There is an old adage in banking called the three C’s of banking. Character, Capital, & Capacity.
What is the Character of the business asking for the loan? Is the business established? What industry is the business in?
What Capital does the business have? Does the business have sale-able assets like real estate to secure the loan with? Does the business have receivables?
Does the business have Capacity to repay the loan? Is the business profitable? What interest rate can the business afford?
Small businesses do not have many options when it comes to getting a loan from a bank.
Banks want to see a business has been profitable for the past two years. Banks want to know that their loan is secure and will be repaid. Banks are risk averse, meaning they only lend on a sure thing. For example, banks look for scenarios like this: A borrower asks for $100K to buy a building that is on sale for $200K. The building is rented out at a rate of $20K a year to a national corporation for the next 15 years, and the borrower is putting $100K. Banks love deals like this. They usually charge a low interest rate of prime plus 2%.

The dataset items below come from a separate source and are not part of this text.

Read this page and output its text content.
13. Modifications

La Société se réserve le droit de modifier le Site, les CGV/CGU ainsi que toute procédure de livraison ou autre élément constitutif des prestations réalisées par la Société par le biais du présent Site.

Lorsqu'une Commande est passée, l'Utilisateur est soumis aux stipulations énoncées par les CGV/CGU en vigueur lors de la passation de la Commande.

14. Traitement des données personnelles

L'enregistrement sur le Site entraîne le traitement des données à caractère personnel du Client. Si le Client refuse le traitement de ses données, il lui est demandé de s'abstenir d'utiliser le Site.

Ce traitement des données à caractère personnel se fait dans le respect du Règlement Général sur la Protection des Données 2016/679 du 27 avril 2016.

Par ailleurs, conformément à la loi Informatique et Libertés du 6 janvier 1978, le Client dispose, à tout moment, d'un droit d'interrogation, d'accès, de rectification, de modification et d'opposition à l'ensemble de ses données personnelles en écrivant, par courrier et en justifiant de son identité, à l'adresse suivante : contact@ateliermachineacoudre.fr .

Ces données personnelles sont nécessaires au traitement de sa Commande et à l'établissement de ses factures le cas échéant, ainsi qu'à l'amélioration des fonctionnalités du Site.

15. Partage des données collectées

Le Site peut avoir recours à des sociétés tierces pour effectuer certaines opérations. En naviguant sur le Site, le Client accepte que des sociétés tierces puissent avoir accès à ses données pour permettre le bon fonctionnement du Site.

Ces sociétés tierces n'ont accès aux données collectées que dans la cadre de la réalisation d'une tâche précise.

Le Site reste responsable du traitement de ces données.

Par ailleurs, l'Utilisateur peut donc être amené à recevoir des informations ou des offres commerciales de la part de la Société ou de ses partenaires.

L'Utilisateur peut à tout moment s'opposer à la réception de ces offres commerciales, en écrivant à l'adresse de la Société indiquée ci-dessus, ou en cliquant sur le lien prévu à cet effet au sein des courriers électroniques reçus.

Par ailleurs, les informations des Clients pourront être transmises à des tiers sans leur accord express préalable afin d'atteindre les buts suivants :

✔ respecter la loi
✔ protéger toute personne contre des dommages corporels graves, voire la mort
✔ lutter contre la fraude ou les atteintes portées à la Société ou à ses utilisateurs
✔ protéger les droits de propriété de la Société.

For Small Business Owners, this does not work.
Small business owners are usually in this situation:
The small business has the opportunity to start selling to a new, yet very large customer. The new customer is so large and they say, we will pay you after 90 days. The new customer is going to start buying $50K a month of good and services. This small business owner is use to $20K a month in sales. Where is the business owner going to find 3 months worth of cash to pay suppliers while waiting for the new customer to pay.
What this small business owner need to do is look for a company that specializes in financing receivables, also know as factoring. The interest rate for receivable financing can be as low as 8% to as high as 30%. These interest rates can be monthly or annual.
Many lenders will loan to small businesses, but these are not your large banks like Wells Fargo and Bank of America. Small business owners need to look for lenders who have experience lending in their specific industry. Industry associations are sometimes helpful, and franchisors sometimes have a preferred lender in place for their franchisees.